Quoi ? Non! J'ai du mal à imaginer....Ah vision d'horreur !

Pardonne-moi maman. Pardonne ton unique fils du mensonge honteux qu'il vient de dire devant toi sans même sourciller, mais tu sais, ça ne va pas. J'ai mal. Vraiment mal. J'ai mal au cœur plus qu'à la tête et je me demande si quelque chose ne clocherait pas chez moi. J'ai mal comme si on me l'écrasait, me le comprimait. C'est étouffant.

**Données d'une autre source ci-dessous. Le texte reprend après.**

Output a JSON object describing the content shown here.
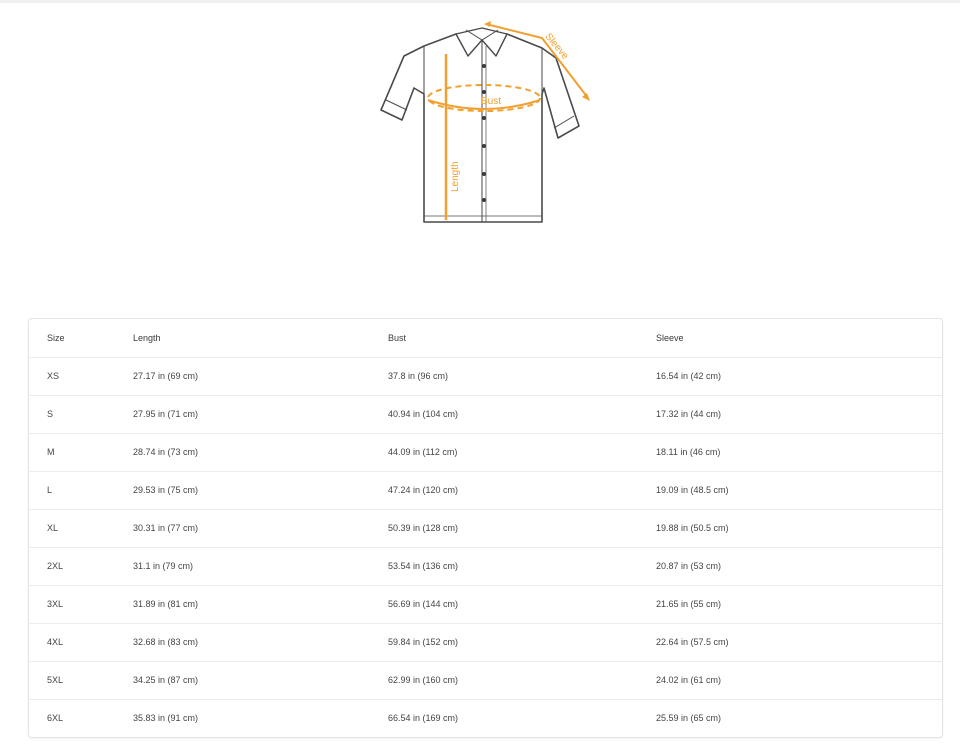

Quelques minutes plus tard, la porte s'ouvre à nouveau suivi d'un grand fracas. A peine ai-je le regard au sol, que je vois Basile, étalé de tout son long, face contre terre et pieds en l'air.

- Aïe...

- Est-ce que ça va ?

Il se retourne sur le dos en roulant et semble totalement à bout de souffle comme s'il venait de courir le 100m.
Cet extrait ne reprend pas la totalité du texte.